The functions of muscles

  • Contracting and shortening muscle fibres produce movement
  • Maintain posture and body position
  • Support soft tissue
  • Protect abdominal organs
  • Assist lymph and blood circulation

There are three types of muscles found in the human body. Each type has a different role and is structurally different:

  1. Cardiac muscle
  2. Skeletal voluntary muscle
  3. Smooth involuntary muscle

  1. Cardiac muscle

This is the strongest type of muscle and is specialised involuntary muscle. It is not under the control of our will but controlled by nerves, which make it contract automatically. It consists of irregular short dark striped cylindrical branched muscle fibres with a central nucleus.

  1. Skeletal, voluntary or striated muscle

This is muscle which is under our control and contracts at will. It is cylindrical in shape with several nuclei. It has muscle fibres lying parallel to each other in dark and light bands creating the appearance of strips, and is surrounded by a membrane.

  1. Smooth, involuntary muscle

This is also not under conscious control and is found throughout the body in organs, eg bladder, alimentary and respiratory tracts and the walls of the blood and lymph vessels. The muscle fibres are spindle shaped cells with one central nucleus and are bundled together with a connective tissue sheath.

Muscle tone

Muscle tone is the slight but continuous tension or contraction in the muscles at all times. This keeps the body upright. Without this the muscles would all relax at once and the body would collapse.

Muscle contraction

Skeletal muscles only contract when stimulated by the axon of a motor neuron/nerve which carries the impulse or stimulus to the muscle fibre. The point at which a motor neuron enters the muscle is called the motor point.

 

Muscle fatigue

This occurs when the muscle is continuously stimulated. This leads to the muscle contraction gradually weakening until it can no longer contract, due to the build up of lactic acid and carbon dioxide which are waste products, and lack of adenosine triphosphate which provides the muscle with energy.

 

Each muscle has an origin and an insertion. When muscles contract they create an action.
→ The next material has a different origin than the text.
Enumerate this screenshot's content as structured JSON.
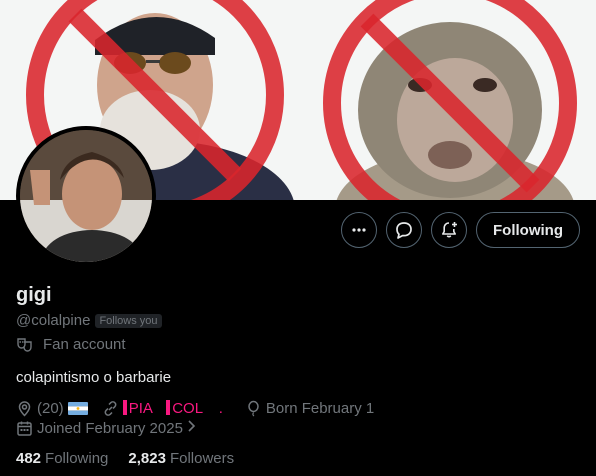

  • Origin: This is usually the attachment or most fixed point (proximal part).
  • Insertion: This is usually the most movable point of attachment (distil part). The attachment of muscles can be by muscle fibrous bands (aponeuroses), tendons and muscle fibres, to each other, skin, fascia, bones, ligaments or cartilage.
  • Action: When any movement takes place, groups or several muscles pull on bones at the joints to create movement.

Muscle tissues have several characteristics that help to function as muscle:

  • Contractibility: when a muscle shortens and thickens.
  • Extensibility: when the muscle relaxes, then the muscle stretches.
  • Elasticity: the ability to return to its original shape after contracting.
  • Irritability: when the muscle responds to stimuli provided by nerve impulses.